Je me plains (à moi même, à qui d’autre) de ne pas savoir aussi bien qu’E. me décliner, me raconter, m’envisager. Parlant d’elle-même, elle semble danser, glisser sur une pente tout comme elle ne cesse de changer de ville et de sortir du décor. Moi, j’ai l’impression d’avancer avec des béquilles dans une rue dont un lampadaire sur deux est brisé, j’entends juste le verre craquer sous mes pas, j’ai le nez dans la confiture, je ne vois rien, je me cogne à moi-même.

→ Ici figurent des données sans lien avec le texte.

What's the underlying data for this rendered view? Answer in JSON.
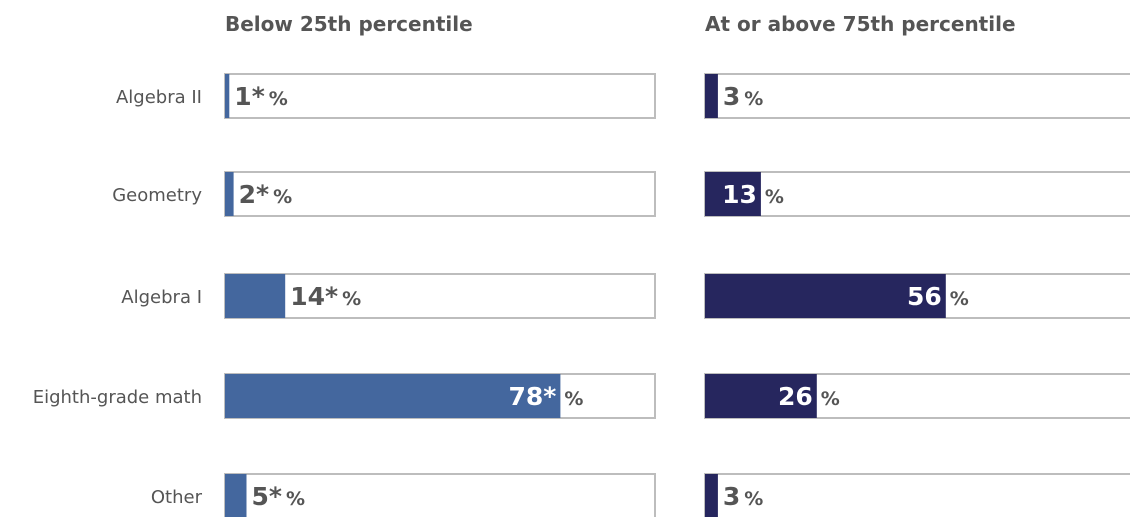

Au bar anglais où nous allons toujours, Hélène nous prépare ses dangereux godmother à l’amaretto fumés-sucrés, dont nous aspirons au début la fine pellicule qui veut bien s’accrocher à l’agitateur de cocktail, comme si nous sucions des sucettes en plastique dur. — Lollipop, comme dit E. Je me demande un instant, en voyant l’usure de l’objet, combien de personnes avant moi l’ont déjà porté à la bouche, petite seconde obsessionnelle et qui me fait rire et paniquer à la fois. Je me demande si E. n’a pas pensé la même chose, car j’ai vu un sourire inexpliqué rôder autour de ses lèvres. Mais évidemment, il y avait sans doute mille autres raisons de sourire, qui toutes nous auront échappées.
La pensée qu’il existe des collectionneurs de ces objets m’anéantit et m’enthousiasme à la fois. Je n’arrive pas à me souvenir quel mot, quelle marque arborait le petit mélangeur en plastique, je suis sûr qu’il aurait une portée ironique qui serait bienvenue.
On parle de nos mots de passe, des noms qu’on s’invente. Elle me raconte qu’on peut commander sur internet des préservatifs taillés sur mesure (il y a un système de patron pour effectuer la mesure, apparemment..), elle a toujours une science parfaite des ces choses-là. J’essaie de parler allemand, ça fait beaucoup rire E. Je note que je sais faire rire en allemand. Quelques verres s’enchaînent comme les différentes déclinaisons d’un même motif, le bar va bientôt fermer. E. remplit encore un peu les verres avec un reste de soju qu’elle a dans son sac, la petite bouteille du repas coréen pris à Opéra.
Une cohorte d’Anglais séjournant dans l’hôtel s’agglutine au bar, l’un d’eux s’obstine à vouloir entrer dans un placard à balais pour aller pisser et met dix minutes à comprendre le chemin des toilettes, que maintenant tout le bar, nous compris, lui indique en rugissant. Drôle, ce bar plein et pourtant calme, vaste, à la fois kitsch et classique, propice à la confidence, à la coïncidence. Et la discrétion du lieu, de celle qui le tient. Il n’y a jamais que des touristes, et moi.
On va fumer ; il pleut comme dans un film et comme à Paris.
Plus tard, me voici sur l’avenue de l’Opéra. Et me voilà à hésiter, à nouveau. Il n’y a vraiment personne. Beaucoup de parfumeries, aucune odeur. Je capte quelques visages dans les habitacles des rares voitures. Je me sens comme l’Idiot, et j’ai oublié mon texte.
À la réflexion, pense-je dans le taxi, je crois que c’était juste un touilleur « Malibu ».